In-line Measurement – this process is used in high volume mills to monitor aluminum’s surface as it moves through the line. It relies on either laser triangulation or scattered light sensors to do its job. With laser triangulation, a laser beam hits the moving surface, and the scatter of its light is captured by a high-speed inspection camera. How it bounces off peaks and valleys allows the roughness profile to be calculated digitally in real time. Scattered light sensors work a little differently. The sensors measure the light’s intensity at different angles. Rough surfaces will scatter the light widely, while smooth ones will reflect it like a mirror.

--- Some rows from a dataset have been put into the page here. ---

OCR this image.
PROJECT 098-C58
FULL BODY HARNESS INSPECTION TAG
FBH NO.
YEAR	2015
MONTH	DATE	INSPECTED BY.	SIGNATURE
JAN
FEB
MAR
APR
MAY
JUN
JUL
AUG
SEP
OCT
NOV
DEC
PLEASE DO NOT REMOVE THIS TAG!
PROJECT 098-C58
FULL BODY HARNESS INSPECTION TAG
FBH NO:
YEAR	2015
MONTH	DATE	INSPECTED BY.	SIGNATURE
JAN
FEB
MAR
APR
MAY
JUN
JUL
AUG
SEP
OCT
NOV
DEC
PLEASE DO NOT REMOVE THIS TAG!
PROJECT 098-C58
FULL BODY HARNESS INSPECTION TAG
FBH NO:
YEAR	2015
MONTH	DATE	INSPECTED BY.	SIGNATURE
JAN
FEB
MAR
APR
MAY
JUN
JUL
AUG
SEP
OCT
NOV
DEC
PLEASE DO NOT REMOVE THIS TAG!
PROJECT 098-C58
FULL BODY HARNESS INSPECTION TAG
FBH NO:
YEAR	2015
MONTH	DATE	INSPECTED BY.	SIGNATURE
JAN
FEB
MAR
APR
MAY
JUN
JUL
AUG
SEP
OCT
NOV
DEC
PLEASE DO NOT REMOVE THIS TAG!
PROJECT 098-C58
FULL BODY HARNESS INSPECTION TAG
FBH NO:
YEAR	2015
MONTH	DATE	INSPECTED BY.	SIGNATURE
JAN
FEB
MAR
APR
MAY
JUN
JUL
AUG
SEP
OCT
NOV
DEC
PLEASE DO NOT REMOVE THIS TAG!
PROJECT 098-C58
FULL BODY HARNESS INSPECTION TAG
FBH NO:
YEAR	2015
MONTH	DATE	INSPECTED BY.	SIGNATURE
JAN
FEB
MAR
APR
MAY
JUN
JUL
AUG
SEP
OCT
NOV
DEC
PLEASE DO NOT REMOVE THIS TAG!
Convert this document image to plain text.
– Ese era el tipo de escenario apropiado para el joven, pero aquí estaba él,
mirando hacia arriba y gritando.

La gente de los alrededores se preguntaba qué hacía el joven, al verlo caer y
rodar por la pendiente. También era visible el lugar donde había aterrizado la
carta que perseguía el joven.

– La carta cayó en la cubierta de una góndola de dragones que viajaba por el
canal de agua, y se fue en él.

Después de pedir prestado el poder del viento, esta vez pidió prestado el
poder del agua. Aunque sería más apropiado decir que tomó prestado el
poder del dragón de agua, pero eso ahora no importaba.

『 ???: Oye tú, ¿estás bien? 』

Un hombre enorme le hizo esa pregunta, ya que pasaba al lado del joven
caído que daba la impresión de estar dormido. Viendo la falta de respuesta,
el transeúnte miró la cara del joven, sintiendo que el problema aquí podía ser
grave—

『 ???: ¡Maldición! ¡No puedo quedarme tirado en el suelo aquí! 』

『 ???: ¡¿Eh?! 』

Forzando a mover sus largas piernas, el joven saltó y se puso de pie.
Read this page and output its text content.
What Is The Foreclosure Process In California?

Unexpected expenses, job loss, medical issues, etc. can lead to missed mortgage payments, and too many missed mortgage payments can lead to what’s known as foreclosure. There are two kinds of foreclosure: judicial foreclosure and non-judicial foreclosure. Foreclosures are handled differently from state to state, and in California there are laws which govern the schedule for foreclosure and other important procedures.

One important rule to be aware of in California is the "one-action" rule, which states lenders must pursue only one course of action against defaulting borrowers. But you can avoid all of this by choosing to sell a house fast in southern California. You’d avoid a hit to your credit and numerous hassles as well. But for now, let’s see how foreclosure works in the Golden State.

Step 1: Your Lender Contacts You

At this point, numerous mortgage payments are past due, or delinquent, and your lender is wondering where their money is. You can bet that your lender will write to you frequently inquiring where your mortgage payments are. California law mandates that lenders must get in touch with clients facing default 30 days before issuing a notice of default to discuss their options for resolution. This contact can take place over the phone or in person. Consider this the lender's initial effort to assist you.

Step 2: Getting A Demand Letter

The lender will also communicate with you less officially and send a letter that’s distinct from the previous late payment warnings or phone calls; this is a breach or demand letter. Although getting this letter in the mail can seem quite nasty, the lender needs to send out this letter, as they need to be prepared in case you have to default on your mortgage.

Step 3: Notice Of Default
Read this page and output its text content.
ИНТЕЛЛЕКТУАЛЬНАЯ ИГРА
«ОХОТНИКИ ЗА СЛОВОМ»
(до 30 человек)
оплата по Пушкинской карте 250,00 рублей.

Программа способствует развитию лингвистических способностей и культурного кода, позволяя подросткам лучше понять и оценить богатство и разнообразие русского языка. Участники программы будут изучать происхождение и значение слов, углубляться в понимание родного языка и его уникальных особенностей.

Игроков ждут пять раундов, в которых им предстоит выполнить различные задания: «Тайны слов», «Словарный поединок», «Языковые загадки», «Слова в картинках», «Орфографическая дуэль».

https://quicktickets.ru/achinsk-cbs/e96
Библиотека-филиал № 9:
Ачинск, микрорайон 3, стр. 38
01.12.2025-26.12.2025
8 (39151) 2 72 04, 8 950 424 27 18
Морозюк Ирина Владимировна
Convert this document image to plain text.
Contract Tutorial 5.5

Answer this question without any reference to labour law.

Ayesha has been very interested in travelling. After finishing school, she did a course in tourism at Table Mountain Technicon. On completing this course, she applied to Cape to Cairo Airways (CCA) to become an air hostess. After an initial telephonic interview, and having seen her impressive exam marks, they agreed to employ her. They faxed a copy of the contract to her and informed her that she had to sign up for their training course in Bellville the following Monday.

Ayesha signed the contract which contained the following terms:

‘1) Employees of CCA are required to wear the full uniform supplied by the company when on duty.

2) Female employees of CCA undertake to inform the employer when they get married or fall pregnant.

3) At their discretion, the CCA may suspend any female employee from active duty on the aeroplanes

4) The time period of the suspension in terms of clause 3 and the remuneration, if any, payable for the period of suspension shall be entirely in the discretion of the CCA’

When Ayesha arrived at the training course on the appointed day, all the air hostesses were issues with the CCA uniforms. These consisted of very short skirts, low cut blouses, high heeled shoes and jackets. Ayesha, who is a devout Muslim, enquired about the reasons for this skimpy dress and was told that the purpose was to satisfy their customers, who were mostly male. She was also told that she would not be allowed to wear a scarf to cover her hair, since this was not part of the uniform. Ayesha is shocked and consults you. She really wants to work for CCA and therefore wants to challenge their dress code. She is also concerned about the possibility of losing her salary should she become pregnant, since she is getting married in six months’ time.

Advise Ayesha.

In-line systems are generally less precise than the lab grade approaches mentioned earlier. But they serve a crucial role in determining if the aluminum’s surface is within the required spec. Plants will use this in-line data for trend control, rather than final certification. It helps operators understand milling process deviations. For instance, changes in the aluminum’s smoothness can indicate that it’s time to change out the steel rolls that press it.
Conclusion
Surface roughness is a critical and sometimes overlooked characteristic of aluminum coils that directly impacts their performance. The industry has developed several methods to measure it, based on the requirements, and processing conditions. When sourcing aluminum coils, it’s essential to understand how surface roughness will affect your product and application. When you get it right, you will maximize coating performance, reduce processing defects, and achieve the desired visual results when required.